The pilot's father, Safi, was surrounded by family members.
Jordan later confirmed the death and vowed "punishment and revenge".
"The military forces announce that the hero pilot, Muath al-Kaseasbeh, has fallen as a martyr, and ask God to accept him with the martyrs," armed forced spokesman Mamdouh al-Ameri said in a statement read on Jordanian TV.
"While the military forces mourn the martyr, they emphasise his blood will not be shed in vain. Our punishment and revenge will be as huge as the loss of the Jordanians."
President Barack Obama said that the video was more evidence of the group's "viciousness and barbarity".

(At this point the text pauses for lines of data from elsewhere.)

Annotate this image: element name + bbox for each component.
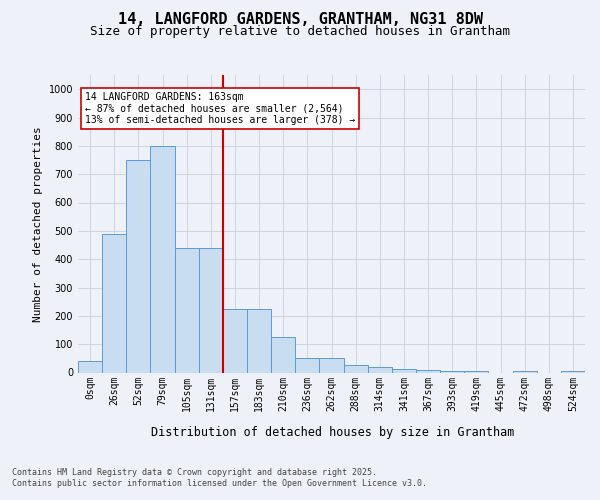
Bar	[319, 358, 344, 372]
Bar	[416, 370, 440, 372]
Bar	[151, 146, 175, 372]
Y-axis label: Number of detached properties: Number of detached properties	[33, 126, 43, 322]
Bar	[78, 361, 102, 372]
Bar	[464, 371, 488, 372]
Bar	[102, 234, 126, 372]
Text: 14 LANGFORD GARDENS: 163sqm
← 87% of detached houses are smaller (2,564)
13% of : 14 LANGFORD GARDENS: 163sqm ← 87% of det…	[85, 92, 355, 125]
Bar	[392, 369, 416, 372]
Text: 14, LANGFORD GARDENS, GRANTHAM, NG31 8DW: 14, LANGFORD GARDENS, GRANTHAM, NG31 8DW	[118, 12, 482, 26]
Bar	[512, 371, 537, 372]
Text: Distribution of detached houses by size in Grantham: Distribution of detached houses by size …	[151, 426, 515, 439]
Bar	[344, 366, 368, 372]
Bar	[271, 337, 295, 372]
Bar	[561, 371, 585, 372]
Bar	[368, 367, 392, 372]
Bar	[247, 308, 271, 372]
Bar	[440, 371, 464, 372]
Bar	[295, 358, 319, 372]
Text: Size of property relative to detached houses in Grantham: Size of property relative to detached ho…	[90, 25, 510, 38]
Text: Contains public sector information licensed under the Open Government Licence v3: Contains public sector information licen…	[12, 480, 427, 488]
Bar	[199, 248, 223, 372]
Bar	[223, 308, 247, 372]
Bar	[175, 248, 199, 372]
Bar	[126, 160, 151, 372]
Text: Contains HM Land Registry data © Crown copyright and database right 2025.: Contains HM Land Registry data © Crown c…	[12, 468, 377, 477]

He said it would "redouble the vigilance and determination on the part of our global coalition to make sure they are degraded and ultimately defeated."

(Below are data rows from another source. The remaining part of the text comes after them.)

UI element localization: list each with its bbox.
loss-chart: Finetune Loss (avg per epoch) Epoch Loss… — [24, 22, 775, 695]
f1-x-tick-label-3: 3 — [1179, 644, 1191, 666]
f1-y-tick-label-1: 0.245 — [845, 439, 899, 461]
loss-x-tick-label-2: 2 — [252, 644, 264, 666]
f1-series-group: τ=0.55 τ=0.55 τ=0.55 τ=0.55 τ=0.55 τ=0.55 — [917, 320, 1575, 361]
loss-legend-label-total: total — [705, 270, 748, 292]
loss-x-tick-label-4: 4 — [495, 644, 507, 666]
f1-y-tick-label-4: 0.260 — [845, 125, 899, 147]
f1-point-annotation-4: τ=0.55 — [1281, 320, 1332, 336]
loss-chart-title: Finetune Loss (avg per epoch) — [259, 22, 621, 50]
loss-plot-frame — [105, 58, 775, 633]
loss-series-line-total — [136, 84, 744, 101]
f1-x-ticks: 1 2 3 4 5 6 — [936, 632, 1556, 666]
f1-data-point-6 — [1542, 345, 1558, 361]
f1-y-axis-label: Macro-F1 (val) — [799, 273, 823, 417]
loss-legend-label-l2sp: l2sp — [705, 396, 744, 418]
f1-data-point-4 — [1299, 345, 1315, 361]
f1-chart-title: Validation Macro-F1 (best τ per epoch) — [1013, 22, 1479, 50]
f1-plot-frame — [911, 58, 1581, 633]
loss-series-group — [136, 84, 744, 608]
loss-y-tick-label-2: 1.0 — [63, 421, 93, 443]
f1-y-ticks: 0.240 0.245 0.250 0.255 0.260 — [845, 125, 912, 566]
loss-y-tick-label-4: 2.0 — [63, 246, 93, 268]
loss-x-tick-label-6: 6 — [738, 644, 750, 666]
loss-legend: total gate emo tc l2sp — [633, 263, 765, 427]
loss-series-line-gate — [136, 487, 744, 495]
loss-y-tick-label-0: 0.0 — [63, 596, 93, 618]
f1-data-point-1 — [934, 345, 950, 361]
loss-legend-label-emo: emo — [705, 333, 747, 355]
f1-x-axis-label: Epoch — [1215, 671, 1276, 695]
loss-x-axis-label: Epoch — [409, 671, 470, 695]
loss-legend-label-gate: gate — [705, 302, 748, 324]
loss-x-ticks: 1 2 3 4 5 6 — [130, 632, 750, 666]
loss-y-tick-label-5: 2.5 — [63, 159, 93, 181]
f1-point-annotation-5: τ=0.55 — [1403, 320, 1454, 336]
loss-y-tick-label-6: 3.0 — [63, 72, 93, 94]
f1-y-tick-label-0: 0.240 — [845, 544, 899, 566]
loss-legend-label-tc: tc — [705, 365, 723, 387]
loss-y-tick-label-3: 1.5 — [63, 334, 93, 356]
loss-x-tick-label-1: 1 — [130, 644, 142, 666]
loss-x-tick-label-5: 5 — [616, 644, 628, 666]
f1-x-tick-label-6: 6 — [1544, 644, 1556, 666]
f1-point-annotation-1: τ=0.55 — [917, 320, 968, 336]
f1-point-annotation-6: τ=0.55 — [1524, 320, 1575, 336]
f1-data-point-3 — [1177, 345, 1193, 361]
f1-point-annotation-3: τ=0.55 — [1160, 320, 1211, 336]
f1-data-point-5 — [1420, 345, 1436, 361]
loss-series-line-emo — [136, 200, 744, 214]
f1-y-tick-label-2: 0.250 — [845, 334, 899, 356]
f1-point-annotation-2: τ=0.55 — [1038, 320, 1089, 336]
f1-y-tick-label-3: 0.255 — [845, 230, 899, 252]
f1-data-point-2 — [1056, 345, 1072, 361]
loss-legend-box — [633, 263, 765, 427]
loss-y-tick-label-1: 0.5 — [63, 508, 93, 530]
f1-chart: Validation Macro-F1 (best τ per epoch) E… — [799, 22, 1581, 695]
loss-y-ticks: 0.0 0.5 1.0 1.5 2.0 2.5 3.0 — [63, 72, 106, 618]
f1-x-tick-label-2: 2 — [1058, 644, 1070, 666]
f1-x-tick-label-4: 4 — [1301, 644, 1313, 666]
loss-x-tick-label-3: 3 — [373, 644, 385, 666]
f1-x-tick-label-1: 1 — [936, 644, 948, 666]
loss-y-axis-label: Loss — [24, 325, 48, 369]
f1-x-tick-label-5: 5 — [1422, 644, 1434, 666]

It indicated that "whatever ideology they are operating out of is bankrupt".
British Prime Minister David Cameron condemned the "sickening murder" and said the barbaric act would "only strengthen" the resolve of the international community to defeat the militants.
The latest video emerged three days after Japanese journalist Kenji Goto was beheaded by the militants. The fate of the two captives had been linked but a video of Goto's purported killing released on Saturday made no mention of the pilot.
An audio message last week, also purportedly from the Islamic State group, only said the pilot would be killed if an al-Qa'ida prisoner was not released on Thursday.
Following militant demands, Jordan's government had said it was willing to trade the prisoner, Sajida al-Rishawim, for the pilot, but that it wanted proof of life first.
Al-Rishawi faces death in Jordan for her role in triple 2005 hotel bombings that killed 60 people. A scroll on Jordan TV said that the pilot was killed on January 3, raising questions over whether any of the hostage negotiations were sincere.
The video included images of the pilot showing signs of having been beaten, including a black eye.
At the end of the video he is shown wearing an orange jumpsuit and standing in an outdoor cage. A masked militant lights a line of fuel leading to the cage.
The video also threatened other purported Jordanian pilots.
The Islamic State extremist group, which controls around a third of Syria and neighboring Iraq, has issued a series of grisly videos showing the killing of captives, including two American journalists, an American aid worker and two British aid workers.
Yesterday's was the first to show a captive being burned alive.